| Wedding Rehearsal |
Thursday morning's flight to Houston was uneventful. The flight attendant was very diligent in refilling drinks, and I took photos of morning light reflecting off of lakes and rivers below.
I've never been to Texas before, except to change planes, and certainly never Houston in August. I thought I knew heat and humidity, but never anything like this before. I step out of air conditioned cars and buildings, and my glasses fog right up in the weight of the air. Still, Houston seems a handsome enough city, lush and green with pines and river oaks.

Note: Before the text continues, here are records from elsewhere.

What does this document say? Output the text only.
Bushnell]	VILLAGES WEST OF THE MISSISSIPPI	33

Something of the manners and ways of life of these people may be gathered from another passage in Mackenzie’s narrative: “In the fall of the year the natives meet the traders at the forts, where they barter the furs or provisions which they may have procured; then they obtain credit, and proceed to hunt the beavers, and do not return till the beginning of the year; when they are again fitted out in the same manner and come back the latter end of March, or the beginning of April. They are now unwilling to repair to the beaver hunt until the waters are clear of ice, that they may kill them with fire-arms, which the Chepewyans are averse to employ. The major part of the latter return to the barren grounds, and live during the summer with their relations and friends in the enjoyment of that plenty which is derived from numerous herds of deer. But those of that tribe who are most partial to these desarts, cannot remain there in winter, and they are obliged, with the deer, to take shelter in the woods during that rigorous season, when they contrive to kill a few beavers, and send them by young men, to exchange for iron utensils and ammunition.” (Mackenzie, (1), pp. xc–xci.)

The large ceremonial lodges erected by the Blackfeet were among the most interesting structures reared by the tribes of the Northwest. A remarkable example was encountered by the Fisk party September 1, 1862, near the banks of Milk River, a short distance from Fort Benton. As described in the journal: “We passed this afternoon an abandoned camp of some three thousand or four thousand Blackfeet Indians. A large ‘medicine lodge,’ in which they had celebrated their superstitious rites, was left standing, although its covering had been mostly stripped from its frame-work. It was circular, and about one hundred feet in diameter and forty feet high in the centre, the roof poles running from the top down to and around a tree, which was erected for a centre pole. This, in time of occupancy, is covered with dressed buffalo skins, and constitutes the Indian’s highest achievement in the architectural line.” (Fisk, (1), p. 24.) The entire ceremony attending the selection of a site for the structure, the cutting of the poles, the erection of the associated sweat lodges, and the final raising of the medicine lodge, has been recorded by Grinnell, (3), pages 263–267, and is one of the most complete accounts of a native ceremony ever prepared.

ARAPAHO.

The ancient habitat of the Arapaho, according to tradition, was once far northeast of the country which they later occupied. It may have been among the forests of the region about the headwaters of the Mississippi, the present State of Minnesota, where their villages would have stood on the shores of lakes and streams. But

I spent much of Thursday at the Menil Collection. When I asked my relatives-who-work-in-museums to recommend the museum most worth going to while in town, they were unanimous. So it was I spent my time browsing an extraordinary personal collection of primarily twentieth-century and tribal artwork in a striking Renzo Piano building. There was also a solid antiquity collection and a reasonable sampling of medieval work - but nothing early modern. There were even three prehistoric horse bone-carved drawings.
The best part of the Menil Collection, however, were its outlying buildings, worth the walks through the humidity: a dedicated Cy Twombly building; a dedicated Dan Flavin building; and the extraordinarily calm and contemplative space of the Rothko Chapel. (There's also a Byzantine fresco chapel, but it's only open Fri-Sun). Returning to the hotel afterwards was more work than I'd realized though: while the museum is world-famous, it's apparently not so well known within Houston itself.